Why you (probably) shouldn't use a lookup table https://specbranch.com/posts/lookup-tables/ gives some discussion about when it's appropriate generally. My narrow experience is that you can do a lot of real time calculation before it's faster to do a lookup.

o11c · 2024-05-15T23:02:36 1715814156

One case that doesn't mention explicitly: sometimes your problem is lucky enough that you have the choice between:

1. for each function, for each datum, call function with datum

2. for each datum, for each function, call function with datum

For 1, if your main data is fetched predictably but does not saturate bandwidth, it can be beneficial to use even a fairly large LUT. Note also that while actual L1i is semi-ignorable, e.g. branch prediction benefits much more from remaining "in cache".

For 2, assuming other functions also have their own miscellaneous data, the non-LUT approach is likely to win. But you should probably benchmark against #1.

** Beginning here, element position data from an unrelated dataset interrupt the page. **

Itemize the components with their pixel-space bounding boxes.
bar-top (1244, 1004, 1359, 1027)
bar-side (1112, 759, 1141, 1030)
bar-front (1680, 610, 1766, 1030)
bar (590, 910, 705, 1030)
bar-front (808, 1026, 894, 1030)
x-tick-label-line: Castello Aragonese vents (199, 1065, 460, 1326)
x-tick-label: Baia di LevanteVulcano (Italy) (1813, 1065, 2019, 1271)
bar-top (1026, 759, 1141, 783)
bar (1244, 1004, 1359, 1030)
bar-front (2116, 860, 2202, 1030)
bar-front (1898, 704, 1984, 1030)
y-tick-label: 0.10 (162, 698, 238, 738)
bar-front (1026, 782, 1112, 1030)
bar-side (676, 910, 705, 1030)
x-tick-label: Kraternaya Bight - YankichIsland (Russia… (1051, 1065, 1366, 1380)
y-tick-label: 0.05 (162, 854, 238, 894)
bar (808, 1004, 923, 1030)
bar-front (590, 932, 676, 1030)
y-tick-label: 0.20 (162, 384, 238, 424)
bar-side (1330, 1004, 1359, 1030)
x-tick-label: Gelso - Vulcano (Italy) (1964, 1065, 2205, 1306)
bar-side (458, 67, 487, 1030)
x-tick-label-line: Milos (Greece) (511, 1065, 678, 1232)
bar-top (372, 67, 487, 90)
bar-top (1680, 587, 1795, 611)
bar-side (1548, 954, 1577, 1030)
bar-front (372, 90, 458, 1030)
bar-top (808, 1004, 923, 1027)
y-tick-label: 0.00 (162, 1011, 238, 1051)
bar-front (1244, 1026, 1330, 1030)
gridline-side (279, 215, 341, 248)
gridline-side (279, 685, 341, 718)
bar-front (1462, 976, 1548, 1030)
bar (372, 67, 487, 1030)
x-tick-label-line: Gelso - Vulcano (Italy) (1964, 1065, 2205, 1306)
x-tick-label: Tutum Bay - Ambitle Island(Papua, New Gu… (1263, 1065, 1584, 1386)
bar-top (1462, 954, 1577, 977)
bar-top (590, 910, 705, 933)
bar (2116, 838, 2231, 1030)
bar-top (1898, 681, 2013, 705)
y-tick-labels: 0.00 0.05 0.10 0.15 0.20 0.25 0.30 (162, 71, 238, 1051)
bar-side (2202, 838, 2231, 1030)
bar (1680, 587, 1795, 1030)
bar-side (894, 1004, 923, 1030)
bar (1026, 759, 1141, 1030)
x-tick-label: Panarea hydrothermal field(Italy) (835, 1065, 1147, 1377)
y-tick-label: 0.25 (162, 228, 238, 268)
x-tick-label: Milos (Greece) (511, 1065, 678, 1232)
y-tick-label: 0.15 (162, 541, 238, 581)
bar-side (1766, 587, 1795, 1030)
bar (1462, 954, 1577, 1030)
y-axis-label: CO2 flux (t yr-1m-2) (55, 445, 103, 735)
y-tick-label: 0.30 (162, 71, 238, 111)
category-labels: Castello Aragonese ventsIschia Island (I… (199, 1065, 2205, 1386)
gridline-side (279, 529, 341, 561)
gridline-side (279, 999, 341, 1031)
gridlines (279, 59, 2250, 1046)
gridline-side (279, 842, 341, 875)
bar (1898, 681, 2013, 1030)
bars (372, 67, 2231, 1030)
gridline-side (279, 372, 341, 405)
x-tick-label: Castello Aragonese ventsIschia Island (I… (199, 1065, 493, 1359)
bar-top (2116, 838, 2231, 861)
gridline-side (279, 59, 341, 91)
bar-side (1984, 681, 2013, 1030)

But sometimes you can get the best of both worlds:

3. for each arbitrary chunk of data (smaller than L3, or maybe even L2 depending on when your throughput saturates), for each function, for each datum in the chunk, call function with datum

Yes, you should of course do whole-system benchmarks, but being able to guess helps you write a useful implementation to benchmark in the first place.

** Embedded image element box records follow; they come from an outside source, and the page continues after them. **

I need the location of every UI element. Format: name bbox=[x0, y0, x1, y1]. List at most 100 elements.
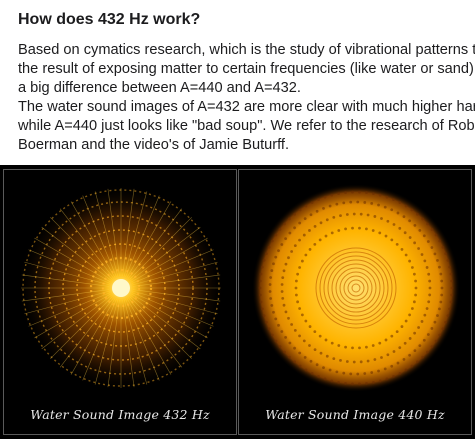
paragraph-line: the result of exposing matter to certain… bbox=[18, 61, 475, 77]
pattern-dot bbox=[433, 320, 437, 324]
pattern-dot bbox=[277, 323, 280, 327]
pattern-dot bbox=[450, 293, 454, 297]
pattern-dot bbox=[351, 190, 354, 194]
pattern-spoke bbox=[107, 188, 120, 277]
pattern-dot bbox=[280, 243, 284, 246]
pattern-dot bbox=[330, 231, 334, 235]
pattern-dot bbox=[278, 345, 282, 349]
pattern-dot bbox=[408, 236, 412, 239]
pattern-dot bbox=[428, 293, 432, 297]
pattern-dot bbox=[293, 226, 296, 230]
pattern-dot bbox=[363, 372, 367, 375]
pattern-ring bbox=[22, 189, 220, 387]
pattern-dot bbox=[427, 272, 431, 276]
article-title: How does 432 Hz work? bbox=[18, 11, 201, 28]
pattern-dot bbox=[274, 255, 278, 259]
pattern-ring bbox=[347, 279, 365, 297]
pattern-dot bbox=[345, 213, 349, 216]
pattern-dot bbox=[313, 330, 317, 334]
pattern-dot bbox=[324, 338, 328, 342]
paragraph-line: while A=440 just looks like "bad soup". … bbox=[18, 118, 475, 134]
pattern-dot bbox=[309, 359, 313, 363]
pattern-ring bbox=[335, 267, 377, 309]
pattern-dot bbox=[384, 338, 388, 342]
pattern-dot bbox=[332, 216, 336, 219]
pattern-dot bbox=[358, 190, 361, 194]
pattern-dot bbox=[395, 242, 399, 246]
pattern-dot bbox=[325, 218, 329, 222]
pattern-dot bbox=[373, 358, 377, 361]
pattern-dot bbox=[302, 233, 306, 237]
pattern-dot bbox=[404, 204, 408, 208]
pattern-dot bbox=[288, 341, 292, 345]
pattern-dot bbox=[281, 296, 285, 300]
pattern-dot bbox=[390, 238, 394, 242]
pattern-dot bbox=[325, 354, 329, 358]
pattern-dot bbox=[386, 219, 390, 223]
pattern-dot bbox=[345, 360, 349, 363]
pattern-dot bbox=[413, 241, 417, 245]
pattern-spoke bbox=[24, 261, 110, 286]
pattern-dot bbox=[269, 276, 273, 279]
pattern-dot bbox=[304, 253, 308, 257]
pattern-dot bbox=[262, 314, 266, 318]
pattern-dot bbox=[317, 374, 320, 378]
image-panel-440hz: Water Sound Image 440 Hz bbox=[238, 169, 472, 435]
pattern-dot bbox=[402, 215, 406, 219]
pattern-dot bbox=[426, 240, 430, 243]
pattern-spoke bbox=[132, 274, 221, 287]
pattern-dot bbox=[260, 265, 264, 269]
pattern-dot bbox=[404, 253, 408, 257]
paragraph-line: Based on cymatics research, which is the… bbox=[18, 42, 475, 58]
pattern-dot bbox=[319, 221, 323, 225]
pattern-spoke bbox=[131, 249, 214, 284]
pattern-dot bbox=[328, 368, 332, 372]
pattern-dot bbox=[396, 211, 400, 215]
pattern-dot bbox=[298, 208, 302, 212]
pattern-dot bbox=[402, 357, 406, 361]
pattern-spoke bbox=[59, 297, 114, 368]
pattern-dot bbox=[317, 198, 320, 202]
pattern-dot bbox=[293, 346, 296, 350]
pattern-dot bbox=[386, 353, 390, 357]
pattern-dot bbox=[414, 279, 417, 283]
pattern-dot bbox=[339, 214, 342, 218]
pattern-dot bbox=[370, 202, 374, 205]
pattern-dot bbox=[313, 242, 317, 246]
pattern-dot bbox=[416, 360, 419, 364]
pattern-dot bbox=[400, 248, 404, 251]
pattern-dot bbox=[272, 262, 275, 266]
pattern-dot bbox=[450, 286, 454, 290]
pattern-dot bbox=[436, 314, 439, 317]
pattern-spoke bbox=[130, 226, 201, 281]
pattern-dot bbox=[290, 250, 294, 253]
pattern-dot bbox=[373, 215, 377, 218]
pattern-spoke bbox=[107, 299, 120, 388]
pattern-dot bbox=[308, 229, 311, 232]
pattern-spoke bbox=[131, 292, 214, 327]
pattern-dot bbox=[318, 238, 322, 242]
pattern-dot bbox=[284, 237, 288, 240]
pattern-dot bbox=[390, 364, 394, 368]
pattern-dot bbox=[349, 200, 353, 204]
pattern-dot bbox=[344, 345, 347, 349]
pattern-dot bbox=[366, 359, 370, 363]
pattern-dot bbox=[278, 227, 282, 231]
pattern-dot bbox=[427, 300, 431, 304]
pattern-dot bbox=[259, 272, 263, 276]
caption-440hz: Water Sound Image 440 Hz bbox=[265, 407, 445, 422]
pattern-dot bbox=[420, 320, 424, 323]
pattern-spoke bbox=[129, 217, 192, 280]
pattern-dot bbox=[366, 213, 370, 217]
pattern-dot bbox=[269, 297, 273, 300]
pattern-dot bbox=[274, 317, 278, 321]
pattern-dot bbox=[426, 350, 429, 354]
pattern-dot bbox=[365, 191, 368, 194]
pattern-dot bbox=[303, 355, 307, 359]
pattern-dot bbox=[359, 360, 363, 364]
pattern-spoke bbox=[70, 201, 116, 278]
pattern-dot bbox=[408, 337, 412, 340]
pattern-dot bbox=[294, 286, 298, 290]
pattern-dot bbox=[446, 258, 450, 262]
pattern-dot bbox=[344, 191, 347, 194]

pclmulqdq · 2024-05-15T23:47:04 1715816824

In the two cases you have specified here, #2 is almost always the winner on performance. So much so that in performance-sensitive code, many people will (justifiably) default to it without a benchmark. Computers almost always operate in a memory bandwidth bound state, and have comparatively idle cores, and #1 is likely to just be wasteful of the resource that will almost always be the binding constraint.

Examples are ECS systems in games, and async run-to-completion runtimes on servers. HPC systems also tend to operate this way.

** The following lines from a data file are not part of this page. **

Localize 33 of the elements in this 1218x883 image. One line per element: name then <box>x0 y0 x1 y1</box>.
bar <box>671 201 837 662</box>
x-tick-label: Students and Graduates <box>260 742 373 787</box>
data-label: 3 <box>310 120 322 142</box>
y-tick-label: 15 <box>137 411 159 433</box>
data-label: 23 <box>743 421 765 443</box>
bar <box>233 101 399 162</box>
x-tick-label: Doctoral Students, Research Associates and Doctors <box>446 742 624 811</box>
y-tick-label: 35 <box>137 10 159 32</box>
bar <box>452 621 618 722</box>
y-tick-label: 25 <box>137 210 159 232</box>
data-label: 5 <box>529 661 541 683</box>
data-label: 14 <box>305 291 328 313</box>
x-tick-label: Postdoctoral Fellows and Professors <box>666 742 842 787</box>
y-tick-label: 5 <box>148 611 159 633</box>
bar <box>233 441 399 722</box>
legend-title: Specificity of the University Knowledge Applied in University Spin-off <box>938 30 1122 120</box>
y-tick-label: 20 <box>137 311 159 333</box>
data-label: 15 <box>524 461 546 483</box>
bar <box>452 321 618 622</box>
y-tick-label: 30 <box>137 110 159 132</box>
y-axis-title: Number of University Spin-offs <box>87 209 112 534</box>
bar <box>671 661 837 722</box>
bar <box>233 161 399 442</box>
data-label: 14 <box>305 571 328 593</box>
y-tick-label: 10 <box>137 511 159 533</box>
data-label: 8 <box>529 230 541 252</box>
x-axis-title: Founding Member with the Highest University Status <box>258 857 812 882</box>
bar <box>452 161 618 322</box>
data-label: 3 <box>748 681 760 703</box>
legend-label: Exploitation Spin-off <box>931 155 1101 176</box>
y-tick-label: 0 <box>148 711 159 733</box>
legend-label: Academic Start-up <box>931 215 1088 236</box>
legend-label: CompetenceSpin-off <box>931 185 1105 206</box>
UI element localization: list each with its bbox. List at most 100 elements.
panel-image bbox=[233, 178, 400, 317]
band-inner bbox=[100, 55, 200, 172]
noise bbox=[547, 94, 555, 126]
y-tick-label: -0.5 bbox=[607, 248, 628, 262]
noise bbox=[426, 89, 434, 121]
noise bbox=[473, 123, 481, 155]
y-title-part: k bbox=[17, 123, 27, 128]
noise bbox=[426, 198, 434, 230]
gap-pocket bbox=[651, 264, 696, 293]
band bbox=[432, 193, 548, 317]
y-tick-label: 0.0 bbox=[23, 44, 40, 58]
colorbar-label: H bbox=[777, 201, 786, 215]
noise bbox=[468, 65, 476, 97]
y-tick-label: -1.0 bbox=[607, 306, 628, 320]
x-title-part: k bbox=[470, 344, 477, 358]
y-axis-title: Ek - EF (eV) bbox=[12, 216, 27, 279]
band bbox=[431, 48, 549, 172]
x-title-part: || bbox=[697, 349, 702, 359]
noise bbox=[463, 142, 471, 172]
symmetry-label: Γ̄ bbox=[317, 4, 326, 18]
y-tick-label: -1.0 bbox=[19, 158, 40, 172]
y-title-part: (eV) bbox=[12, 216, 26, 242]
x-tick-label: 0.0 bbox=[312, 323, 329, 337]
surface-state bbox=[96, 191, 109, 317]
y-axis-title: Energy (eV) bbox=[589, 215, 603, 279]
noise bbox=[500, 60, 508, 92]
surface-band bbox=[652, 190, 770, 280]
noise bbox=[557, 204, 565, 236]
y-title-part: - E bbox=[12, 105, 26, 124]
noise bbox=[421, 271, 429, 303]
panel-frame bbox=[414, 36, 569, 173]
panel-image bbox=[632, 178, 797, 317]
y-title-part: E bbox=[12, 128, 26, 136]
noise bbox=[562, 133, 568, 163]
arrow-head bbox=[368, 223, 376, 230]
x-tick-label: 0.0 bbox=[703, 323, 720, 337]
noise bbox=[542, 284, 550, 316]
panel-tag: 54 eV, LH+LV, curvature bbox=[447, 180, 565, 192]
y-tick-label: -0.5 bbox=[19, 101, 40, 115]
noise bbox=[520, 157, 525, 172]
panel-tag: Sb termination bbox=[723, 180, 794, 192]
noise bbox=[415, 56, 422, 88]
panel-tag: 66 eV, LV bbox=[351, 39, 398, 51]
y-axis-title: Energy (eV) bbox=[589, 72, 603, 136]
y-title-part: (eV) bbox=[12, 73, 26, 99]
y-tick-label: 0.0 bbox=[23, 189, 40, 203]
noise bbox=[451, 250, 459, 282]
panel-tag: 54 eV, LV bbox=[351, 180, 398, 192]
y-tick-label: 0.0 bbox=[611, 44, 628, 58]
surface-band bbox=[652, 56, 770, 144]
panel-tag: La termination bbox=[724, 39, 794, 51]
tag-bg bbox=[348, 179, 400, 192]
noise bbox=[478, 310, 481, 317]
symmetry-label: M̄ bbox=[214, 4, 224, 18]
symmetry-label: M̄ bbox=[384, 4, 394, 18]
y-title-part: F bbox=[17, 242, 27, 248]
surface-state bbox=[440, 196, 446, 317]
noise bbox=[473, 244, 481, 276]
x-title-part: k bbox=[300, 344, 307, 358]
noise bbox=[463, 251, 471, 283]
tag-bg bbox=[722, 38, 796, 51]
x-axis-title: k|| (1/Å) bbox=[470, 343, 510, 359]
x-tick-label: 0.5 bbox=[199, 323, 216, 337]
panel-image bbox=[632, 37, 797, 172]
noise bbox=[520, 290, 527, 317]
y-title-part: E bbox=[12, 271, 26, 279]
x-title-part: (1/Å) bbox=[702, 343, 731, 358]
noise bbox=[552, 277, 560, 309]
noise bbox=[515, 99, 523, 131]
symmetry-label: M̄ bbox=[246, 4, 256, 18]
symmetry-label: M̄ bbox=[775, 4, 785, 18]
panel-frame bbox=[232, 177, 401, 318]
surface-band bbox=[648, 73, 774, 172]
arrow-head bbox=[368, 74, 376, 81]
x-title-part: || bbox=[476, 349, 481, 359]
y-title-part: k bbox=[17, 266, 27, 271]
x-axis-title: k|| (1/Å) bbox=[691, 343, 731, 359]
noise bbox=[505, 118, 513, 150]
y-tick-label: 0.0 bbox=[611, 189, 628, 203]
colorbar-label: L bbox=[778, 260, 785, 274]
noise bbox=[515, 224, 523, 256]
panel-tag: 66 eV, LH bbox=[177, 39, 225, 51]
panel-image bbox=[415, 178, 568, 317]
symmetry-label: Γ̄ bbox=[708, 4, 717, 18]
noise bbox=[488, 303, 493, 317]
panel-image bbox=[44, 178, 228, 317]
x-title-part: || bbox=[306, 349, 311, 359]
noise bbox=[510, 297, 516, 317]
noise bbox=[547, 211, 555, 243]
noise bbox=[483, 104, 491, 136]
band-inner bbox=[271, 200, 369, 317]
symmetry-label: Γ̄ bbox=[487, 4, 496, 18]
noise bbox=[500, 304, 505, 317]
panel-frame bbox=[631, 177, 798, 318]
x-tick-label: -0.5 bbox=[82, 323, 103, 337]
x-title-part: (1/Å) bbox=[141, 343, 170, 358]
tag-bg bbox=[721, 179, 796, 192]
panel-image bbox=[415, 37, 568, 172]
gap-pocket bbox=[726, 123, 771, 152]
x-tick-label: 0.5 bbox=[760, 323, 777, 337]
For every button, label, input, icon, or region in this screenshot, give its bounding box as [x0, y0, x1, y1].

Also, in the interest of disclosure, I wrote the blog post you are responding to.

anonymoushn · 2024-05-16T03:46:11 1715831171

For some parsing, serialization, or filtering tasks, you end up with quite large lookup tables of shuffles that would otherwise be pretty costly to compute on the fly, but real workloads hit only a tiny part of the lookup table at a time. (This comment fits entirely within his point about benchmarks, I guess)